Le vice-premier ministre des Transports, Jean-Pierre Bemba sévit contre l’usage sur la voie publique, de l’éclairage à technologie LED, à l’avant du véhicule.
Dans une décision rendue publique ce mercredi 18 février, le patron des Transports explique que ces feux entravent la visibilité du véhicule aux autres usagers de la route.
« Il est donc demandé aux utilisateurs des véhicules automobiles de prendre toutes les dispositions nécessaires afin de se conformer à ces prescriptions légales et ce, d’ici le 1er mars 2026 », peut-on lire dans ce communiqué.
La mesure vise non seulement à réduire les accidents routiers mais également à garantir le respect de la Loi n°78/022 du 30 août 1978 portant Nouveau Code de la route.
L’article 55 de cette loi dispose que tout véhicule à moteur autre qu’un cyclomoteur ou un motocycle à deux roues sans side-car se trouvant, de nuit sur une route, doit montrer:
-vers l’avant: au moins deux feux blancs ou jaune sélectif;
-vers l’arrière: un nombre pair de feux rouges.
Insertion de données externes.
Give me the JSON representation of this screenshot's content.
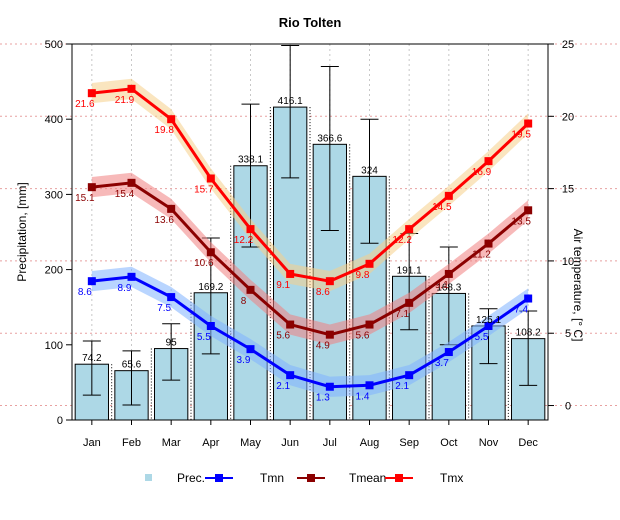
{
  "chart_data": {
    "type": "bar",
    "title": "Rio Tolten",
    "ylabel": "Precipitation, [mm]",
    "y2label": "Air temperature, [° C]",
    "categories": [
      "Jan",
      "Feb",
      "Mar",
      "Apr",
      "May",
      "Jun",
      "Jul",
      "Aug",
      "Sep",
      "Oct",
      "Nov",
      "Dec"
    ],
    "ylim": [
      0,
      500
    ],
    "y2lim": [
      -1,
      25
    ],
    "yticks": [
      0,
      100,
      200,
      300,
      400,
      500
    ],
    "y2ticks": [
      0,
      5,
      10,
      15,
      20,
      25
    ],
    "grid": true,
    "legend_position": "bottom",
    "series": [
      {
        "name": "Prec.",
        "kind": "bar",
        "axis": "left",
        "color": "#add8e6",
        "values": [
          74.2,
          65.6,
          95,
          169.2,
          338.1,
          416.1,
          366.6,
          324,
          191.1,
          168.3,
          125.1,
          108.2
        ],
        "labels": [
          "74.2",
          "65.6",
          "95",
          "169.2",
          "338.1",
          "416.1",
          "366.6",
          "324",
          "191.1",
          "168.3",
          "125.1",
          "108.2"
        ],
        "error_low": [
          33,
          20,
          53,
          88,
          230,
          322,
          252,
          235,
          120,
          100,
          75,
          46
        ],
        "error_high": [
          105,
          92,
          128,
          242,
          420,
          498,
          470,
          400,
          248,
          230,
          148,
          145
        ]
      },
      {
        "name": "Tmn",
        "kind": "line",
        "axis": "right",
        "color": "#0000ff",
        "band_color": "#7fb2ff",
        "values": [
          8.6,
          8.9,
          7.5,
          5.5,
          3.9,
          2.1,
          1.3,
          1.4,
          2.1,
          3.7,
          5.5,
          7.4
        ],
        "labels": [
          "8.6",
          "8.9",
          "7.5",
          "5.5",
          "3.9",
          "2.1",
          "1.3",
          "1.4",
          "2.1",
          "3.7",
          "5.5",
          "7.4"
        ]
      },
      {
        "name": "Tmean",
        "kind": "line",
        "axis": "right",
        "color": "#8b0000",
        "band_color": "#f08080",
        "values": [
          15.1,
          15.4,
          13.6,
          10.6,
          8,
          5.6,
          4.9,
          5.6,
          7.1,
          9.1,
          11.2,
          13.5
        ],
        "labels": [
          "15.1",
          "15.4",
          "13.6",
          "10.6",
          "8",
          "5.6",
          "4.9",
          "5.6",
          "7.1",
          "9.1",
          "11.2",
          "13.5"
        ]
      },
      {
        "name": "Tmx",
        "kind": "line",
        "axis": "right",
        "color": "#ff0000",
        "band_color": "#f5d08a",
        "values": [
          21.6,
          21.9,
          19.8,
          15.7,
          12.2,
          9.1,
          8.6,
          9.8,
          12.2,
          14.5,
          16.9,
          19.5
        ],
        "labels": [
          "21.6",
          "21.9",
          "19.8",
          "15.7",
          "12.2",
          "9.1",
          "8.6",
          "9.8",
          "12.2",
          "14.5",
          "16.9",
          "19.5"
        ]
      }
    ]
  }
}
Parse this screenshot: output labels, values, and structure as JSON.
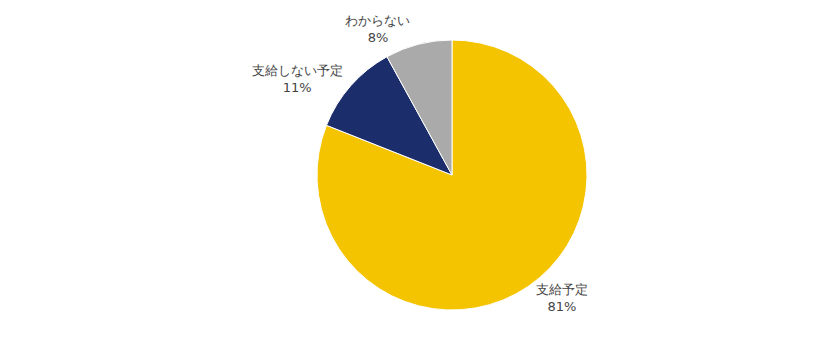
{
  "chart_data": {
    "type": "pie",
    "categories": [
      "支給予定",
      "支給しない予定",
      "わからない"
    ],
    "values": [
      81,
      11,
      8
    ],
    "value_labels": [
      "81%",
      "11%",
      "8%"
    ],
    "colors": [
      "#F5C400",
      "#1B2D6B",
      "#AAAAAA"
    ],
    "data_labels": true
  }
}
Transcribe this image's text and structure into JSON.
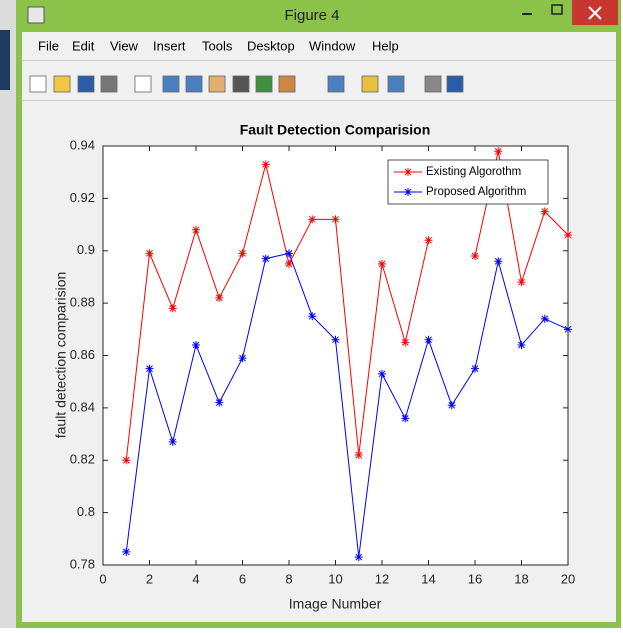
{
  "window": {
    "title": "Figure 4"
  },
  "menu": [
    "File",
    "Edit",
    "View",
    "Insert",
    "Tools",
    "Desktop",
    "Window",
    "Help"
  ],
  "chart_data": {
    "type": "line",
    "title": "Fault Detection Comparision",
    "x_label": "Image Number",
    "y_label": "fault detection comparision",
    "x": [
      1,
      2,
      3,
      4,
      5,
      6,
      7,
      8,
      9,
      10,
      11,
      12,
      13,
      14,
      15,
      16,
      17,
      18,
      19,
      20
    ],
    "series": [
      {
        "name": "Existing Algorothm",
        "color": "#ff0000",
        "values": [
          0.82,
          0.899,
          0.878,
          0.908,
          0.882,
          0.899,
          0.933,
          0.895,
          0.912,
          0.912,
          0.822,
          0.895,
          0.865,
          0.904,
          null,
          0.898,
          0.938,
          0.888,
          0.915,
          0.906
        ]
      },
      {
        "name": "Proposed Algorithm",
        "color": "#0000ff",
        "values": [
          0.785,
          0.855,
          0.827,
          0.864,
          0.842,
          0.859,
          0.897,
          0.899,
          0.875,
          0.866,
          0.783,
          0.853,
          0.836,
          0.866,
          0.841,
          0.855,
          0.896,
          0.864,
          0.874,
          0.87
        ]
      }
    ],
    "xlim": [
      0,
      20
    ],
    "xticks": [
      0,
      2,
      4,
      6,
      8,
      10,
      12,
      14,
      16,
      18,
      20
    ],
    "ylim": [
      0.78,
      0.94
    ],
    "yticks": [
      0.78,
      0.8,
      0.82,
      0.84,
      0.86,
      0.88,
      0.9,
      0.92,
      0.94
    ],
    "legend": "upper right"
  }
}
Les dispositions du présent alinéa s’appliquent aux ensembles formulés d’un véhicule à moteur et d’une ou plusieurs remorques, les feux rouges devant alors se trouver à l’arrière de la dernière remorque.
Dans son alinéa 4, la présente loi stipule que tout véhicule ou ensemble de véhicules auquel ne s’appliquent pas les dispositions du précédent l’alinéa du présent article et qui se trouve, de nuit, sur une route, doit avoir:
-à l’avant: au moins un feu blanc ou jaune sélectif;
-à l’arrière: au moins un feu rouge.
Cependant, lorsqu’il n’y a qu’un feu à l’avant ou qu’un feu à l’arrière, ce feu doit être placé sur l’axe du véhicule ou du côté gauche.
En RDC, l’installation d’un éclairage LED sur les véhicules est une solution de plus en plus prisée pour la conduite de nuit, offrant une meilleure visibilité dans un environnement urbain où l’éclairage public peut être irrégulier.